Create a Lambda Function
- Login to your AWS Console and in the search bar, look for Lambda: https://console.aws.amazon.com/console/home?region=us-east-1
- Click on Create Function and then select Author from Scratch
- Give your function a name and select runtime nodejs 10.x
- For Permissions, select, Use an existing role. Choose the role that you created in previous exercise
- Now that your function is created, go ahead and copy the code from and paste it in the editor: https://github.com/stuffbyt/re-Invent2019BuildersSession/blob/master/DeviceDetection.js
- Once the code has been successfully copied, go ahead and save your code. To save your code version, click on “Save” button on the top rightmost screen.
Update your CloudFront Distribution
- Switch to Amazon CloudFront and select your distribution. Click on Behaviors tab.
- Select Default Cache Behavior (*)
- Scroll down to Cache Based on Selected Request Headers and select, Whitelist o CloudFront-Is-Desktop-Viewer o CloudFront-Is-Mobile-Viewer
- Scroll down and select: Yes, Edit.
Deploy your Lambda code to CloudFront edge locations
- If you scroll up from the code editor, you should see Designer field where you would see an option to add a trigger.
- Click on Deploy to Lambda@Edge and select Amazon CloudFront as a trigger. In this step, you would have to select your CloudFront distribution ID that you can find in the CloudFormation stack's output tab.
- In the Cache Behavior, select * (That’s the default cache behavior)
- In the CloudFront event, we will select Origin Request. We want to send reqeusts to different folders in the backend depending on the user-agent header.
- Acknowledge the message and click on Deploy.

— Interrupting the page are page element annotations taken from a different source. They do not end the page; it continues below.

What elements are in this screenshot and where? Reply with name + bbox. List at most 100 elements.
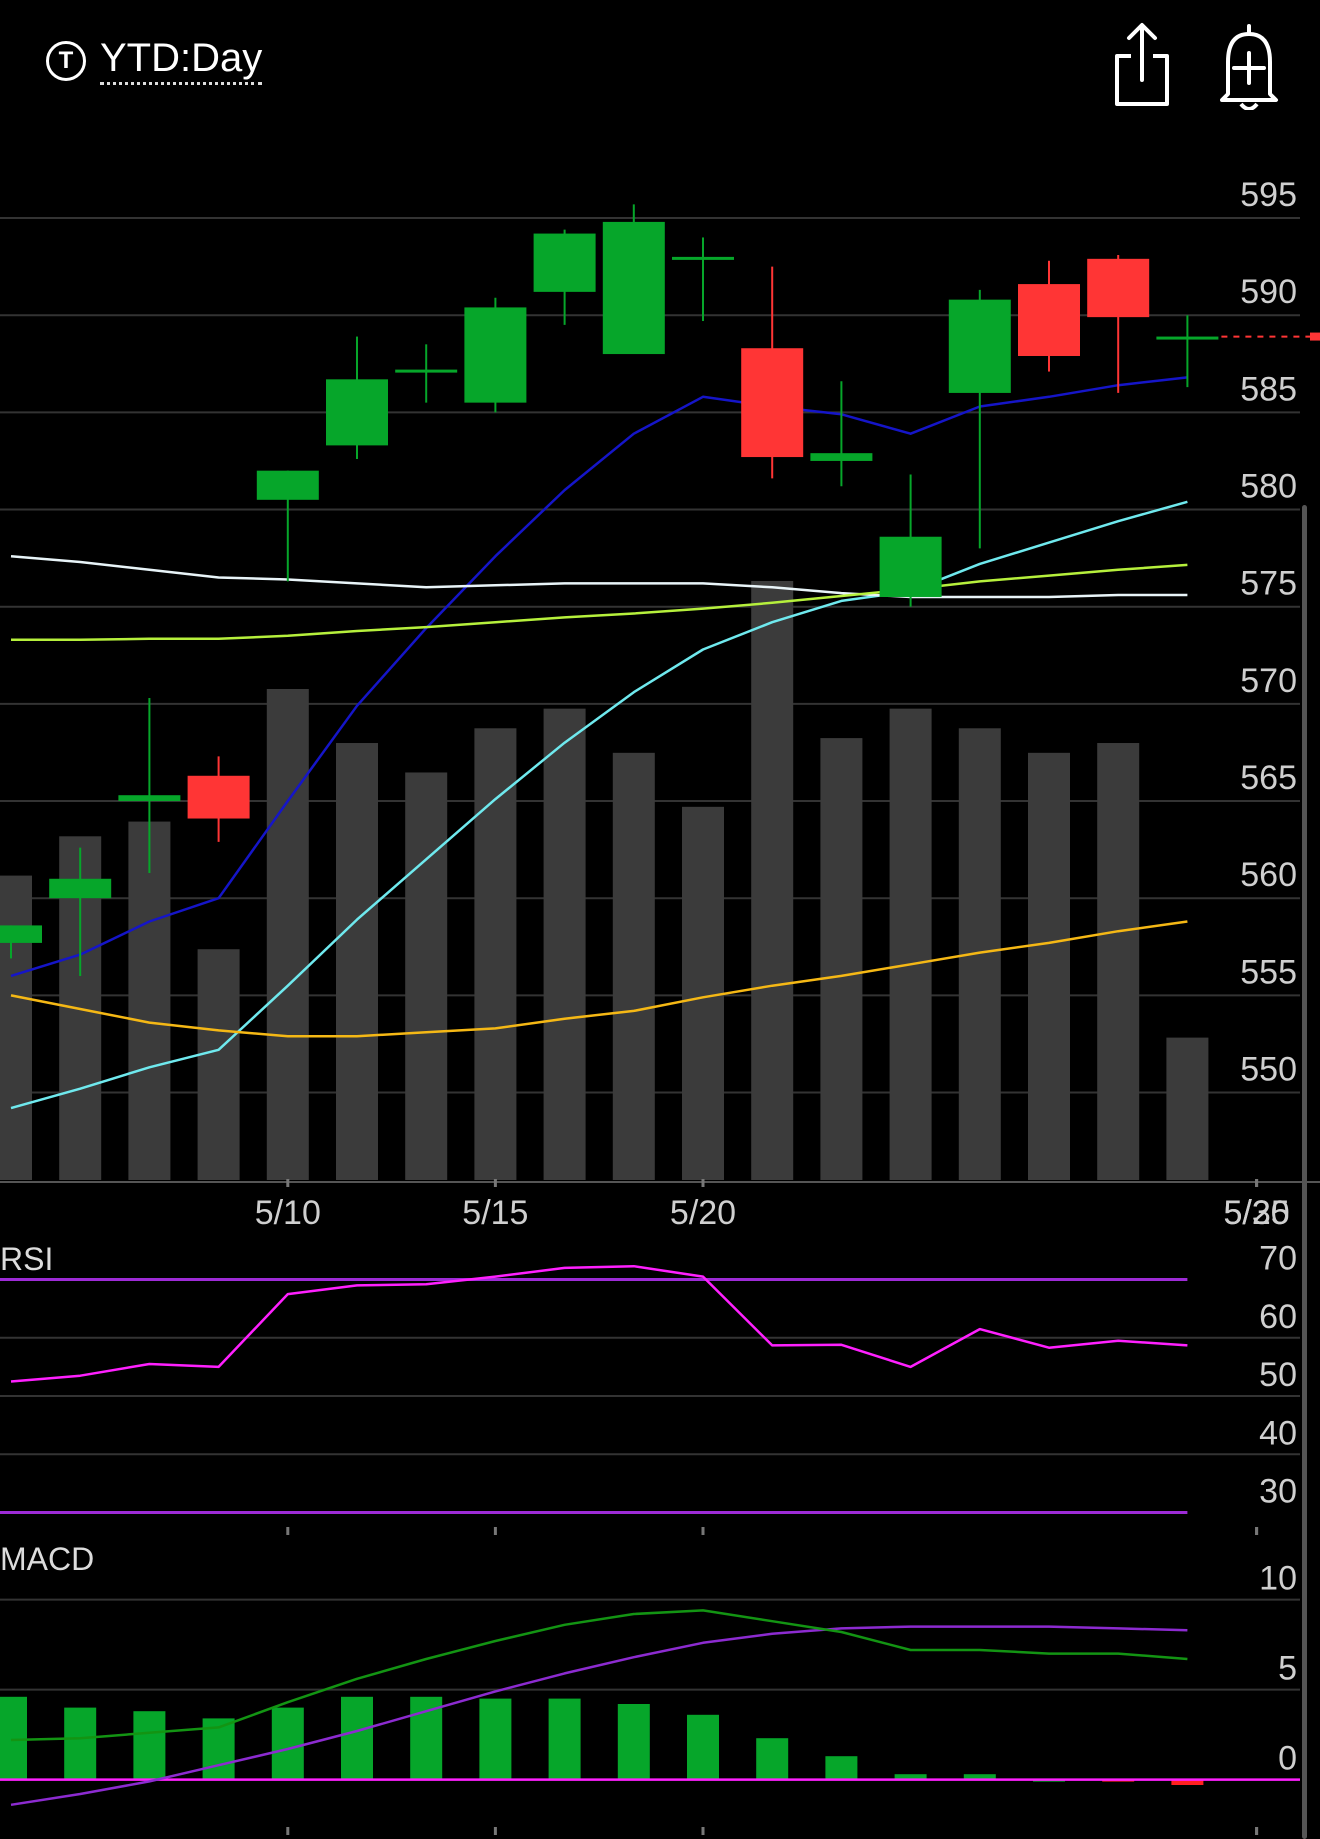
price-panel[interactable]: 595 590 585 580 575 570 565 560 555 550 bbox=[0, 176, 1320, 1180]
macd-line bbox=[10, 1609, 1188, 1742]
timeframe-label: YTD:Day bbox=[100, 36, 263, 85]
price-axis-tick-label: 560 bbox=[1240, 856, 1297, 894]
candle-body bbox=[533, 233, 596, 292]
moving-average-line bbox=[11, 563, 1188, 641]
candle-body bbox=[810, 453, 873, 461]
last-price-marker bbox=[1310, 332, 1320, 341]
candle bbox=[256, 470, 319, 582]
candle-body bbox=[49, 878, 112, 899]
macd-histogram-bar bbox=[548, 1698, 581, 1780]
volume-bar bbox=[1097, 743, 1140, 1180]
ticker-badge-icon: T bbox=[46, 40, 86, 81]
macd-histogram-bar bbox=[617, 1704, 650, 1780]
price-axis-tick-label: 565 bbox=[1240, 759, 1297, 797]
macd-panel: MACD 10 5 0 bbox=[0, 1541, 1300, 1807]
price-axis-tick-label: 570 bbox=[1240, 662, 1297, 700]
candle-body bbox=[118, 795, 181, 802]
macd-histogram-bar bbox=[479, 1698, 512, 1780]
rsi-tick-label: 40 bbox=[1259, 1414, 1297, 1452]
candle bbox=[602, 204, 665, 355]
macd-histogram-bar bbox=[963, 1774, 996, 1780]
macd-tick-label: 5 bbox=[1278, 1650, 1297, 1688]
volume-bar bbox=[889, 708, 932, 1180]
volume-bar bbox=[1166, 1037, 1209, 1180]
macd-histogram-bar bbox=[687, 1714, 719, 1780]
candle bbox=[0, 925, 42, 959]
candle bbox=[1087, 254, 1150, 393]
candle bbox=[464, 297, 527, 413]
candle-body bbox=[187, 775, 250, 819]
candle-body bbox=[741, 348, 804, 458]
candle bbox=[326, 336, 388, 459]
volume-bar bbox=[128, 821, 171, 1180]
macd-histogram-bar bbox=[825, 1756, 858, 1780]
volume-bar bbox=[0, 875, 32, 1180]
volume-bar bbox=[336, 743, 378, 1180]
candle bbox=[187, 756, 250, 842]
volume-bar bbox=[682, 806, 724, 1180]
candle-body bbox=[602, 221, 665, 355]
candle bbox=[533, 229, 596, 325]
rsi-tick-label: 70 bbox=[1259, 1240, 1297, 1278]
macd-title: MACD bbox=[0, 1541, 94, 1577]
date-tick-label: 5/10 bbox=[255, 1194, 321, 1232]
candle bbox=[395, 344, 458, 403]
share-icon[interactable] bbox=[1107, 20, 1177, 110]
macd-histogram-bar bbox=[64, 1707, 97, 1780]
volume-bar bbox=[266, 689, 309, 1180]
price-axis-tick-label: 595 bbox=[1240, 176, 1297, 214]
date-tick-label: 5/20 bbox=[670, 1194, 736, 1232]
rsi-tick-label: 60 bbox=[1259, 1298, 1297, 1336]
macd-signal-line bbox=[10, 1625, 1188, 1807]
candle-body bbox=[1087, 258, 1150, 318]
volume-bar bbox=[1028, 752, 1070, 1180]
date-axis: 5/10 5/15 5/20 5/255/30 bbox=[0, 1179, 1320, 1835]
price-axis-tick-label: 580 bbox=[1240, 468, 1297, 506]
price-axis-tick-label: 575 bbox=[1240, 565, 1297, 603]
rsi-panel: RSI 70 60 50 40 30 bbox=[0, 1240, 1300, 1515]
candle-body bbox=[1156, 336, 1219, 340]
timeframe-selector[interactable]: T YTD:Day bbox=[46, 36, 263, 85]
macd-histogram-bar bbox=[894, 1774, 927, 1780]
date-tick-label: 5/25 bbox=[1224, 1194, 1290, 1232]
macd-histogram-bar bbox=[756, 1738, 789, 1780]
candle-body bbox=[326, 379, 388, 446]
alert-bell-add-icon[interactable] bbox=[1214, 20, 1284, 110]
date-tick-label: 5/15 bbox=[462, 1194, 528, 1232]
price-axis-tick-label: 585 bbox=[1240, 370, 1297, 408]
macd-histogram-bar bbox=[133, 1711, 166, 1780]
candle-body bbox=[256, 470, 319, 500]
candle-body bbox=[464, 307, 527, 403]
candle-body bbox=[879, 536, 942, 597]
candle bbox=[118, 698, 181, 873]
rsi-title: RSI bbox=[0, 1241, 53, 1277]
candle bbox=[1156, 315, 1219, 388]
macd-tick-label: 0 bbox=[1278, 1740, 1297, 1778]
moving-average-line bbox=[10, 920, 1188, 1038]
price-axis-tick-label: 555 bbox=[1240, 953, 1297, 991]
volume-bar bbox=[543, 708, 586, 1180]
price-axis-tick-label: 590 bbox=[1240, 273, 1297, 311]
candle bbox=[879, 474, 942, 607]
moving-average-line bbox=[10, 554, 1188, 599]
date-tick-label: 5/30 bbox=[1224, 1194, 1290, 1232]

- Once the function is deployed, give it a couple of minutes and then test the HTTP Response Headers using CURL utility.
Time to test our solution
• Passing Mobile device user-agent to mimic a mobile device from our machine: curl -v https://dvd8yendmgqle.cloudfront.net/CloudFrontMap.png -H "User-Agent: Mozilla/5.0 (Android 7.0; Mobile; rv:54.0) Gecko/54.0 Firefox/54.0" >/dev/null
• For desktop view, perform the following curl curl -v https://dvd8yendmgqle.cloudfront.net/CloudFrontMap.png >/dev/null
How do we know the solution we just built works?
Examine HTTP response headers for the curl commands you just issued.
In the curl command you issued for mobile devices, you should see the following Content-Length header:
content-length: 52004 ~52KB
In the curl command for desktop i.e. the one without the explict User-Agent, you should see the following Content-Length header:
Content-Length: 162637 ~162KB
What all this means is that for the same URL, you're getting served different images (smaller and regular sized) based on the User-Agent in the request.